Start the process early on.
If you happen to have a puppy or young dog, it’s smart to begin acclimating them to water early on. That does not mean teaching them to actually swim; it means helping them get used to being in water incrementally over time.
You can fill a bathtub with just an inch or so, set him into the tub to get his paws wet. As he grows, add a little more water each time. Another approach is to use an inexpensive plastic baby pool for a young pup to play in shallow water.
The beauty of this strategy is that it addresses of a possible concern ahead of time: By the time he’s big enough to learn to paddle, he will already be comfortable being in water. With fear of water basically out of the way, you can focus your pet on learning to paddle.
Have a patient mindset.
Part of preparation is having the right frame of mind: Patience will be critical!
You want your pet’s first encounter with water to be a good one. Pressing him to swim before he’s ready will only create unwanted stress for you and your pet. Promise yourself to maintain a relaxed attitude throughout the training process, regardless of how long it takes.

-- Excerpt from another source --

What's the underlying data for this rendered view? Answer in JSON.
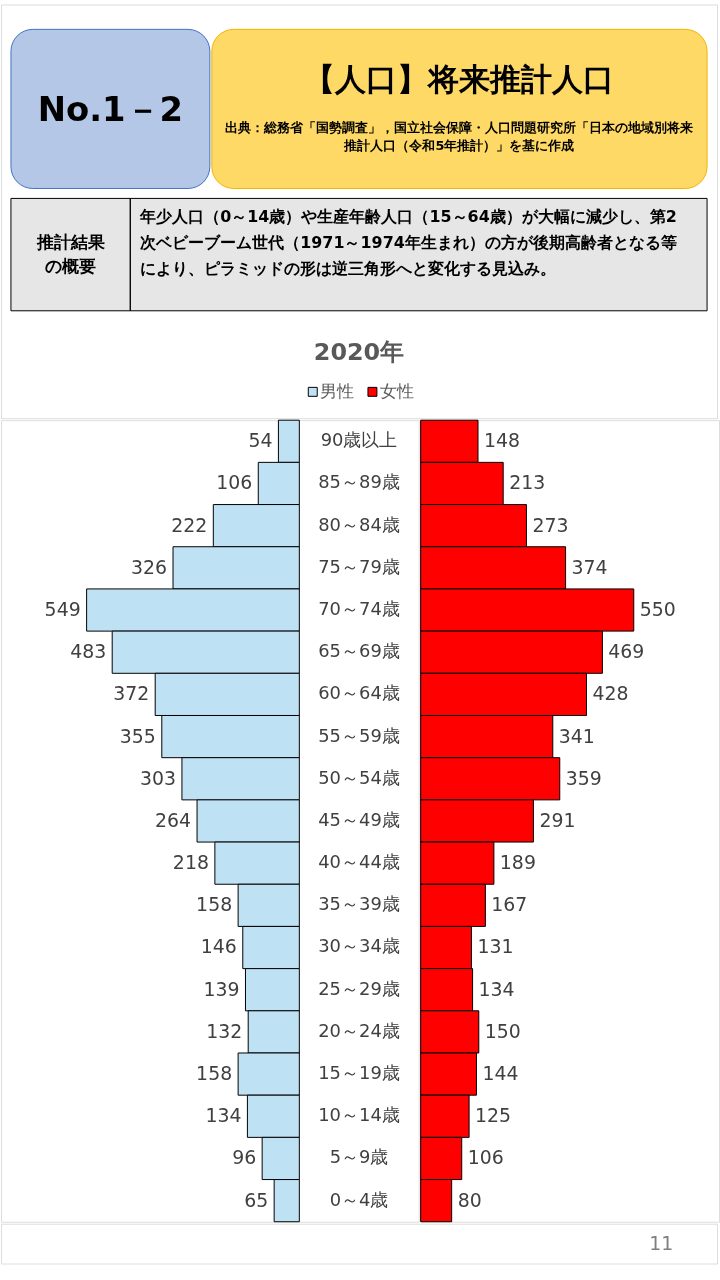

Some dogs take to the water immediately or within minutes. For others, even getting comfortable standing in a few inches of water—let alone swimming—will require multiple swim school sessions. Be prepared to provide training over a series of short lessons that occur over several days.
Regardless of the breed, never throw your dog into the pool and expect him to automatically swim! Doing so could traumatize your pet and create a lasting fear of the water.
Be ready to get wet.
Some owners can manage to encourage their dogs to enter the water while they remain on dry land. You may be able to coax your pup in—particularly if he is naturally inclined to like water—while you’re standing outside the pool. But don’t count on it.

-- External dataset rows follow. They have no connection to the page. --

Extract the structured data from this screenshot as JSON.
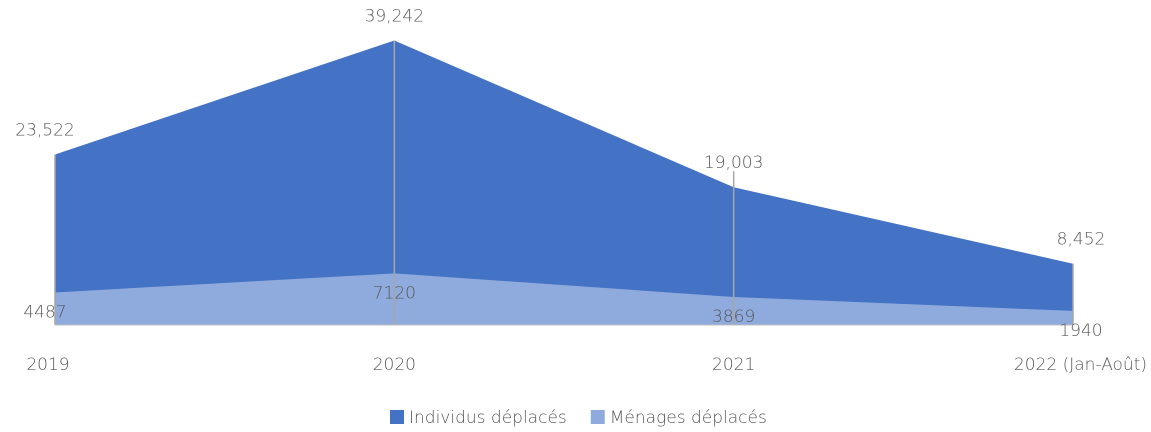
{
  "chart_data": {
    "type": "area",
    "categories": [
      "2019",
      "2020",
      "2021",
      "2022 (Jan-Août)"
    ],
    "series": [
      {
        "name": "Individus déplacés",
        "color": "#4472c4",
        "values": [
          23522,
          39242,
          19003,
          8452
        ],
        "value_labels": [
          "23,522",
          "39,242",
          "19,003",
          "8,452"
        ]
      },
      {
        "name": "Ménages déplacés",
        "color": "#8faadc",
        "values": [
          4487,
          7120,
          3869,
          1940
        ]
      }
    ],
    "ylim": [
      0,
      40000
    ],
    "legend": "bottom"
  }
}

If you expect that your pooch may need more intensive support, plan on joining him in the pool. Put on that swimsuit. It’s time for full commitment.

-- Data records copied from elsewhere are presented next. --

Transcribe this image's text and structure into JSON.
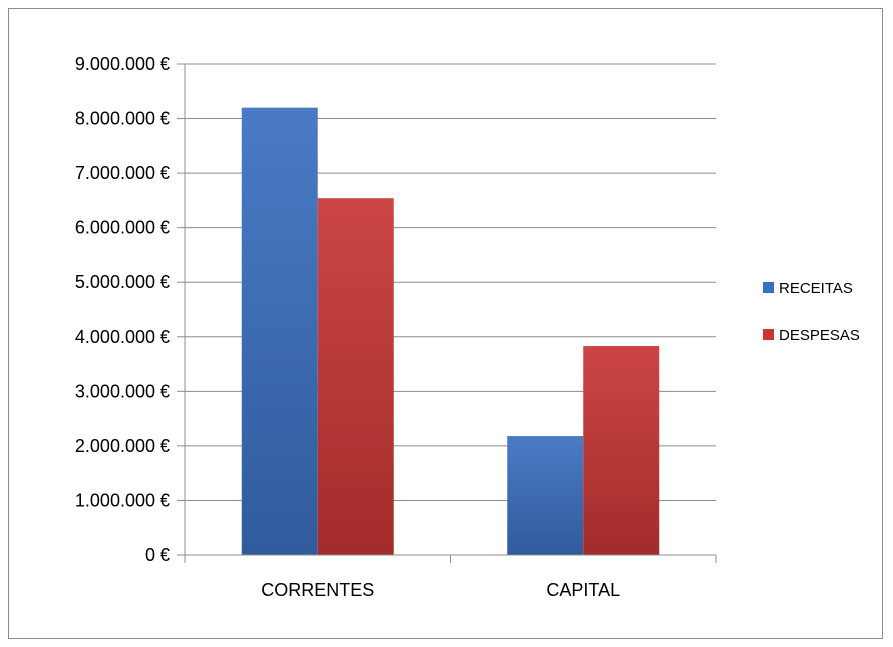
{
  "chart_data": {
    "type": "bar",
    "categories": [
      "CORRENTES",
      "CAPITAL"
    ],
    "series": [
      {
        "name": "RECEITAS",
        "values": [
          8200000,
          2180000
        ],
        "color": "#3a6fbf"
      },
      {
        "name": "DESPESAS",
        "values": [
          6540000,
          3830000
        ],
        "color": "#c73634"
      }
    ],
    "ylim": [
      0,
      9000000
    ],
    "yticks": [
      0,
      1000000,
      2000000,
      3000000,
      4000000,
      5000000,
      6000000,
      7000000,
      8000000,
      9000000
    ],
    "ytick_labels": [
      "0 €",
      "1.000.000 €",
      "2.000.000 €",
      "3.000.000 €",
      "4.000.000 €",
      "5.000.000 €",
      "6.000.000 €",
      "7.000.000 €",
      "8.000.000 €",
      "9.000.000 €"
    ],
    "grid": true,
    "legend_position": "right",
    "title": "",
    "xlabel": "",
    "ylabel": ""
  }
}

Keep in mind: With only your swimsuit on, you may end up in close contact with your pooch in the pool. So, instead of having your bare skin rub against wet fur and paws, you may want to put on a long-sleeve T-shirt as well.
Set the stage for a calm learning environment.
It also helps to work with your pet when it’s quiet by the pool—without noise and other people around who could easily distract your pup. Advise family members not to disturb you when doggie swim school is in session.
Although a relaxed, distraction-free setting is a good move, there’s one major exception to this approach. If you happen to have another dog who already enjoys swimming, you can use him. Having the strong swimmer around can make it fun for the new student and help lure him into the pool to join his friend!
Plan for your pet’s safety.
Lastly, be vigilant about safeguarding your dog. When teaching him to swim, continuously maintain a watchful eye over him. Never leave your dog alone by the pool.
Some dogs need “training wheels” while adjusting to the water. Consider a doggie life vest. Designed specifically for canines, these devices provide full-body flotation while dogs become more adept in the water.
Available in wide ranges of sizes and styles, many of these vests come with a grab handle on top. Like a carrying strap, the handle helps you partially lift up your animal from the water. This feature can make a flotation vest particularly helpful for a small person who wants extra help while they support a large dog in the water.
Taking the plunge
Now that you understand how to plan and prepare for your pet’s training session, you’re ready to embark on the instruction process of teaching your dog to swim. There are plenty of online articles and videos that explain—and illustrate—the actual training process step by step. These can help you understand the sequence and techniques to use for training day.
Remember: Slow and easy is always the best approach. Make it fun while focusing on safety first. And be sure to give your furry friend plenty of strokes to reward the desired behaviors.